2007’de 90, 2012’de 95 oldu. Çoğaldı endişeler. Ve dün (Pazartesi) sabah erken saatlerde, incecik, yorgun, yıpranmış bedeniyle zatürreeye nihayet boyun eğdi Eric Hobsbawm.
En katıksız “20. yüzyıl vatandaşları”ndan biri, belki sonuncusuydu. İngiliz Yahudisi bir baba ve Avusturya Yahudisi bir anneden, Bolşevik Devrimi’yle aynı yıl İskenderiye’de doğmuş; çocuk yaşta anti-faşist mücadeleye katılmış; 14’ünde Komünist Partisi’ne girmiş; ailesiyle birlikte İngiltere’ye kaçarak Nazizmden zor kurtulmuş; 1956 Macaristan devrimi ve Sovyet tanklarınca eziliş tarzı, onun da ruhunda büyük bir kırılma yaratmış (ama bir türlü komünizmi terk etmemiş, edememiş): bu ve daha nice trajedileri, 1960’lardan itibaren yoğunlaştırıp damıtarak araştırmış ve eserlerine yansıtmıştı.
Dört büyük cildiyle (Devrim Çağı; Sermaye Çağı; İmparatorluk Çağı ve hepsinin üstüne bir de Aşırılıklar Çağı) bir bütün olarak Yakınçağın ve özellikle anılarında Interesting Times (İlginç Zamanlar) dediği dönemin en kapsamlı, en derin tanıklarından biri olmuştu.
Dünya değişti.
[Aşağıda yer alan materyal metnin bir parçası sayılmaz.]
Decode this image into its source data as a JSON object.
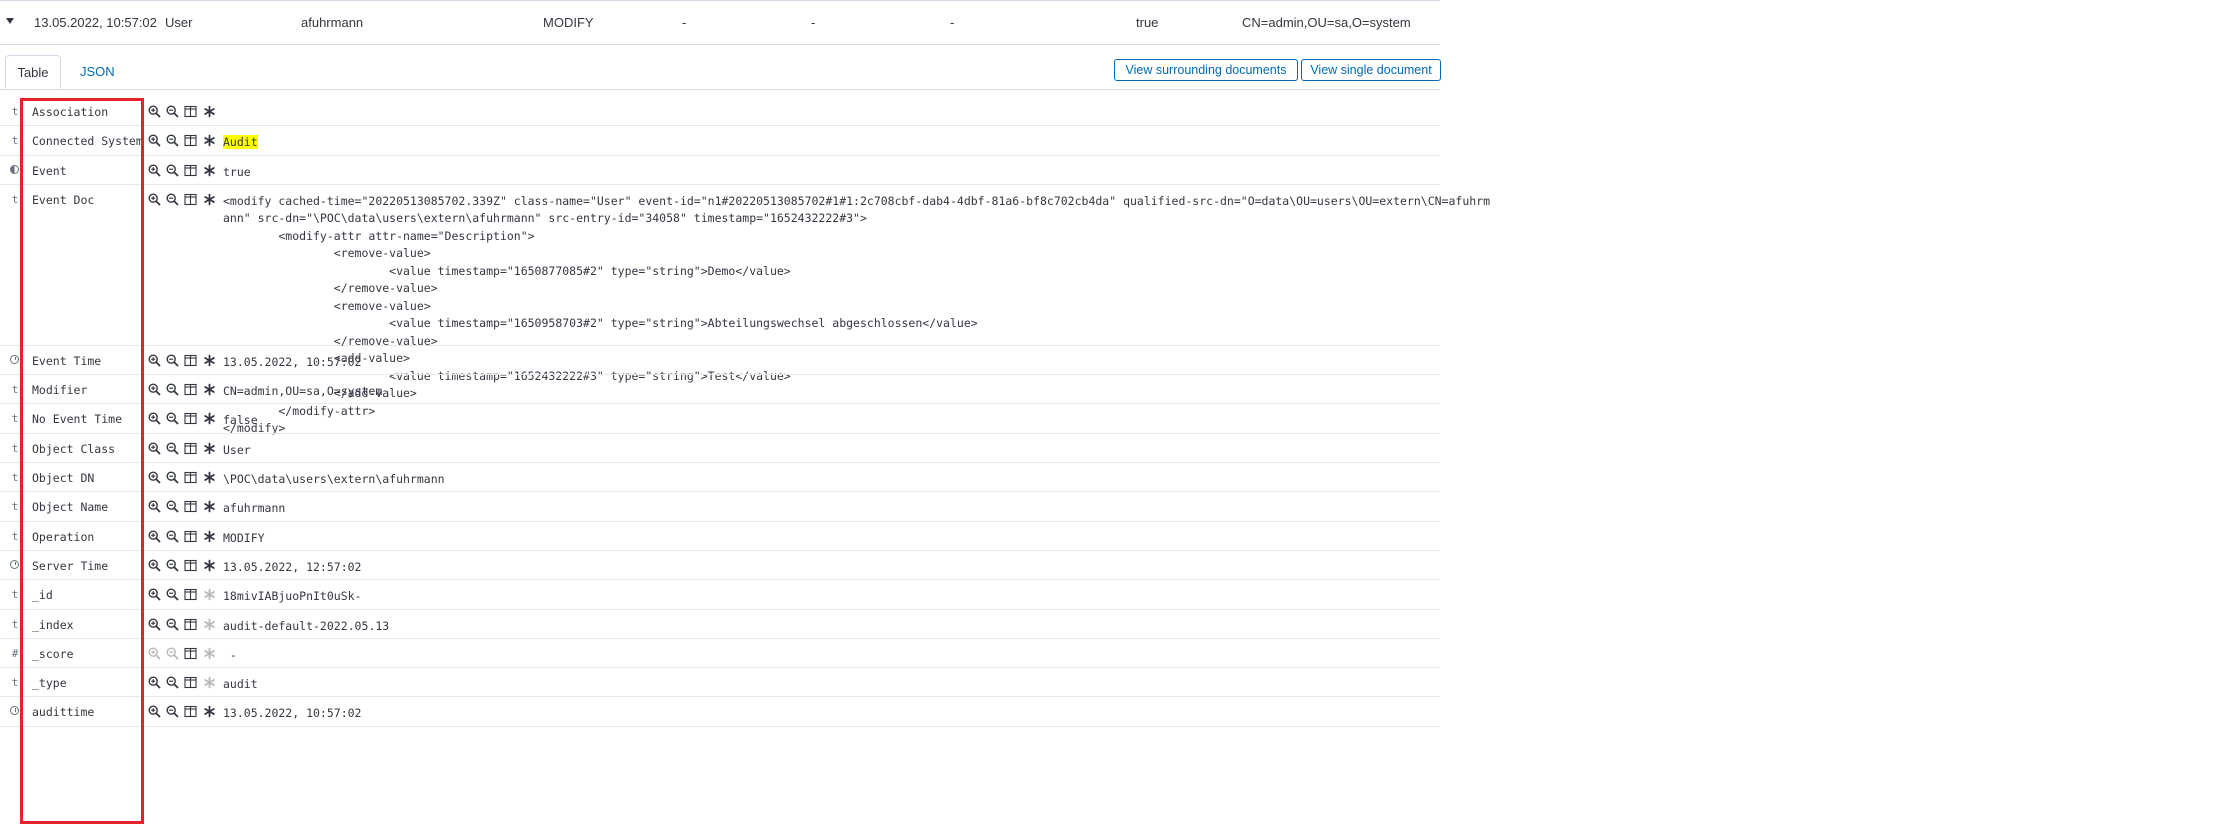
{
  "summary": {
    "time": "13.05.2022, 10:57:02",
    "object_class": "User",
    "object_name": "afuhrmann",
    "operation": "MODIFY",
    "dash1": "-",
    "dash2": "-",
    "dash3": "-",
    "event": "true",
    "modifier": "CN=admin,OU=sa,O=system"
  },
  "tabs": {
    "table": "Table",
    "json": "JSON"
  },
  "buttons": {
    "surrounding": "View surrounding documents",
    "single": "View single document"
  },
  "fields": [
    {
      "type": "t",
      "name": "Association",
      "value": ""
    },
    {
      "type": "t",
      "name": "Connected System",
      "value": "Audit"
    },
    {
      "type": "bool",
      "name": "Event",
      "value": "true"
    },
    {
      "type": "t",
      "name": "Event Doc",
      "value": "<modify cached-time=\"20220513085702.339Z\" class-name=\"User\" event-id=\"n1#20220513085702#1#1:2c708cbf-dab4-4dbf-81a6-bf8c702cb4da\" qualified-src-dn=\"O=data\\OU=users\\OU=extern\\CN=afuhrm\nann\" src-dn=\"\\POC\\data\\users\\extern\\afuhrmann\" src-entry-id=\"34058\" timestamp=\"1652432222#3\">\n        <modify-attr attr-name=\"Description\">\n                <remove-value>\n                        <value timestamp=\"1650877085#2\" type=\"string\">Demo</value>\n                </remove-value>\n                <remove-value>\n                        <value timestamp=\"1650958703#2\" type=\"string\">Abteilungswechsel abgeschlossen</value>\n                </remove-value>\n                <add-value>\n                        <value timestamp=\"1652432222#3\" type=\"string\">Test</value>\n                </add-value>\n        </modify-attr>\n</modify>"
    },
    {
      "type": "clock",
      "name": "Event Time",
      "value": "13.05.2022, 10:57:02"
    },
    {
      "type": "t",
      "name": "Modifier",
      "value": "CN=admin,OU=sa,O=system"
    },
    {
      "type": "t",
      "name": "No Event Time",
      "value": "false"
    },
    {
      "type": "t",
      "name": "Object Class",
      "value": "User"
    },
    {
      "type": "t",
      "name": "Object DN",
      "value": "\\POC\\data\\users\\extern\\afuhrmann"
    },
    {
      "type": "t",
      "name": "Object Name",
      "value": "afuhrmann"
    },
    {
      "type": "t",
      "name": "Operation",
      "value": "MODIFY"
    },
    {
      "type": "clock",
      "name": "Server Time",
      "value": "13.05.2022, 12:57:02"
    },
    {
      "type": "t",
      "name": "_id",
      "value": "18mivIABjuoPnIt0uSk-"
    },
    {
      "type": "t",
      "name": "_index",
      "value": "audit-default-2022.05.13"
    },
    {
      "type": "#",
      "name": "_score",
      "value": " -"
    },
    {
      "type": "t",
      "name": "_type",
      "value": "audit"
    },
    {
      "type": "clock",
      "name": "audittime",
      "value": "13.05.2022, 10:57:02"
    }
  ]
}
Nesli tükendi. Bir daha öyle guru’lar, “tarihçikahraman” lar göreceğimizi sanmıyorum.
“Hobsbawm, müstesna bir kişilik, bir ekoldü”
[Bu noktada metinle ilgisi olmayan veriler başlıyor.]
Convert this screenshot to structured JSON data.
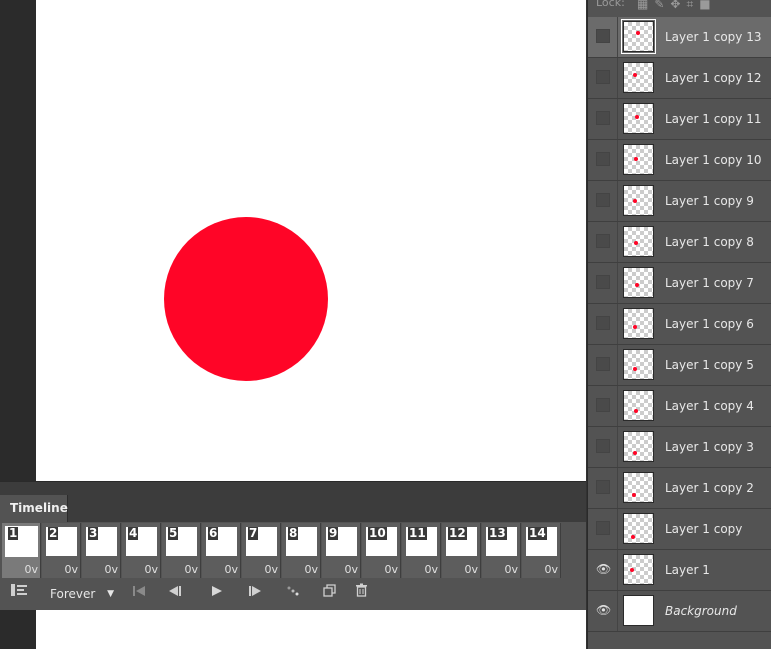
{
  "canvas": {
    "circle_color": "#ff0527"
  },
  "timeline": {
    "tab_label": "Timeline",
    "frames": [
      {
        "num": "1",
        "delay": "0"
      },
      {
        "num": "2",
        "delay": "0"
      },
      {
        "num": "3",
        "delay": "0"
      },
      {
        "num": "4",
        "delay": "0"
      },
      {
        "num": "5",
        "delay": "0"
      },
      {
        "num": "6",
        "delay": "0"
      },
      {
        "num": "7",
        "delay": "0"
      },
      {
        "num": "8",
        "delay": "0"
      },
      {
        "num": "9",
        "delay": "0"
      },
      {
        "num": "10",
        "delay": "0"
      },
      {
        "num": "11",
        "delay": "0"
      },
      {
        "num": "12",
        "delay": "0"
      },
      {
        "num": "13",
        "delay": "0"
      },
      {
        "num": "14",
        "delay": "0"
      }
    ],
    "delay_caret": "v",
    "loop_value": "Forever",
    "controls": {
      "convert_icon": "convert-to-video-timeline-icon",
      "first_frame_icon": "first-frame-icon",
      "prev_frame_icon": "previous-frame-icon",
      "play_icon": "play-icon",
      "next_frame_icon": "next-frame-icon",
      "tween_icon": "tween-icon",
      "duplicate_icon": "duplicate-frame-icon",
      "delete_icon": "delete-frame-icon"
    }
  },
  "layers_panel": {
    "lock_label": "Lock:",
    "layers": [
      {
        "name": "Layer 1 copy 13",
        "visible": false,
        "active": true
      },
      {
        "name": "Layer 1 copy 12",
        "visible": false
      },
      {
        "name": "Layer 1 copy 11",
        "visible": false
      },
      {
        "name": "Layer 1 copy 10",
        "visible": false
      },
      {
        "name": "Layer 1 copy 9",
        "visible": false
      },
      {
        "name": "Layer 1 copy 8",
        "visible": false
      },
      {
        "name": "Layer 1 copy 7",
        "visible": false
      },
      {
        "name": "Layer 1 copy 6",
        "visible": false
      },
      {
        "name": "Layer 1 copy 5",
        "visible": false
      },
      {
        "name": "Layer 1 copy 4",
        "visible": false
      },
      {
        "name": "Layer 1 copy 3",
        "visible": false
      },
      {
        "name": "Layer 1 copy 2",
        "visible": false
      },
      {
        "name": "Layer 1 copy",
        "visible": false
      },
      {
        "name": "Layer 1",
        "visible": true
      },
      {
        "name": "Background",
        "visible": true,
        "italic": true
      }
    ]
  }
}
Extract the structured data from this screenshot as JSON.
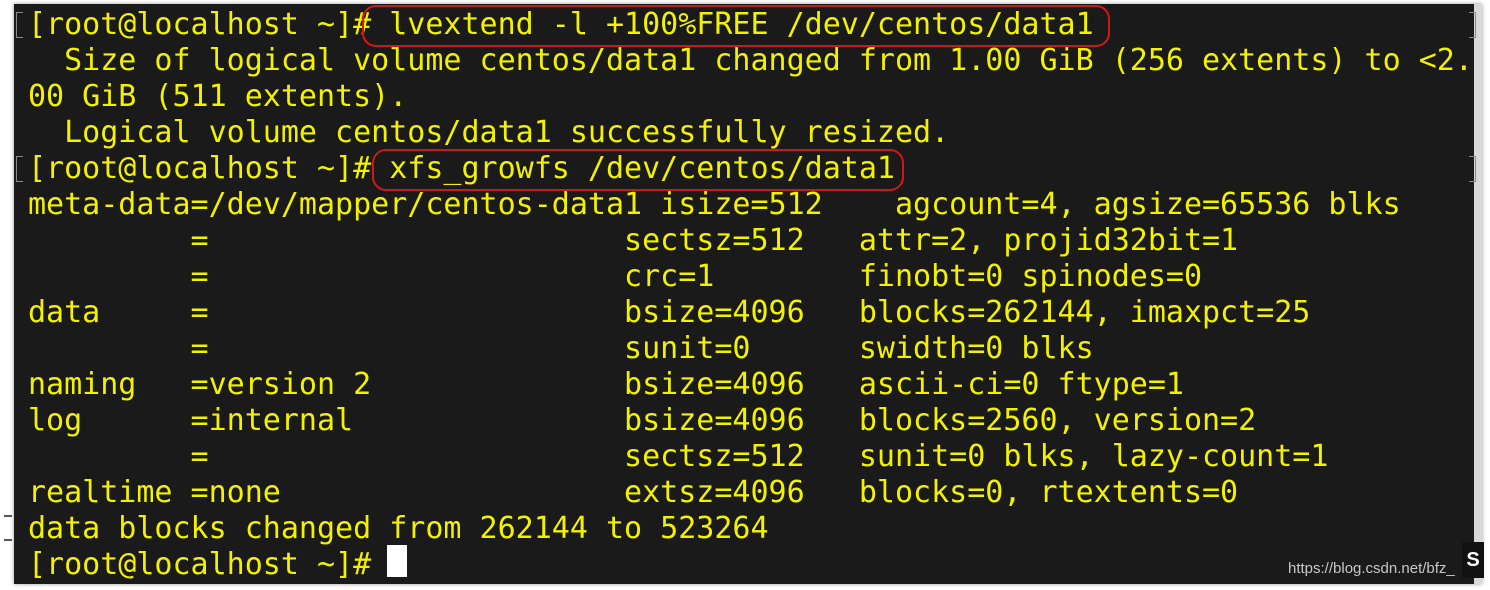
{
  "terminal": {
    "colors": {
      "background": "#1a1a1a",
      "text": "#f2f200",
      "highlight": "#d01818",
      "cursor": "#ffffff"
    },
    "lines": [
      "[root@localhost ~]# lvextend -l +100%FREE /dev/centos/data1",
      "  Size of logical volume centos/data1 changed from 1.00 GiB (256 extents) to <2.",
      "00 GiB (511 extents).",
      "  Logical volume centos/data1 successfully resized.",
      "[root@localhost ~]# xfs_growfs /dev/centos/data1",
      "meta-data=/dev/mapper/centos-data1 isize=512    agcount=4, agsize=65536 blks",
      "         =                       sectsz=512   attr=2, projid32bit=1",
      "         =                       crc=1        finobt=0 spinodes=0",
      "data     =                       bsize=4096   blocks=262144, imaxpct=25",
      "         =                       sunit=0      swidth=0 blks",
      "naming   =version 2              bsize=4096   ascii-ci=0 ftype=1",
      "log      =internal               bsize=4096   blocks=2560, version=2",
      "         =                       sectsz=512   sunit=0 blks, lazy-count=1",
      "realtime =none                   extsz=4096   blocks=0, rtextents=0",
      "data blocks changed from 262144 to 523264",
      "[root@localhost ~]# "
    ],
    "highlighted_commands": [
      "lvextend -l +100%FREE /dev/centos/data1",
      "xfs_growfs /dev/centos/data1"
    ]
  },
  "watermark": "https://blog.csdn.net/bfz_",
  "corner_badge": "S"
}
» Ufuk Uras Müstesna bir kişilik, bir ekoldü Çok büyük bir kayıp. Hobsbawm sol tarihi açısından akademik tarihin disiplinine sadık kalan hem de toplumun alt sınıflarına, ezilenler açısından tarihin nasıl okunacağını gösteren müstesna bir kişiydi. Siyasi tercihlerini saklamadan tarihi hep ötekilerin gözünden okuması nedeniyle “Ne öğrendiysek ondan öğrendik” diyebiliriz.
» Murat Belge Yakın dönem tarihi açısından çok önemli bir kişiydi. İnsanı şaşırtacak kadar çok okuyan ve bilen biriydi. Eserleri çok geniş bir yelpazede yer almaktaydı. Age of Extremes kitabı ise tarihçiliğinin biraz gerisinde kalmış ve öznel bulduğum tek eseridir.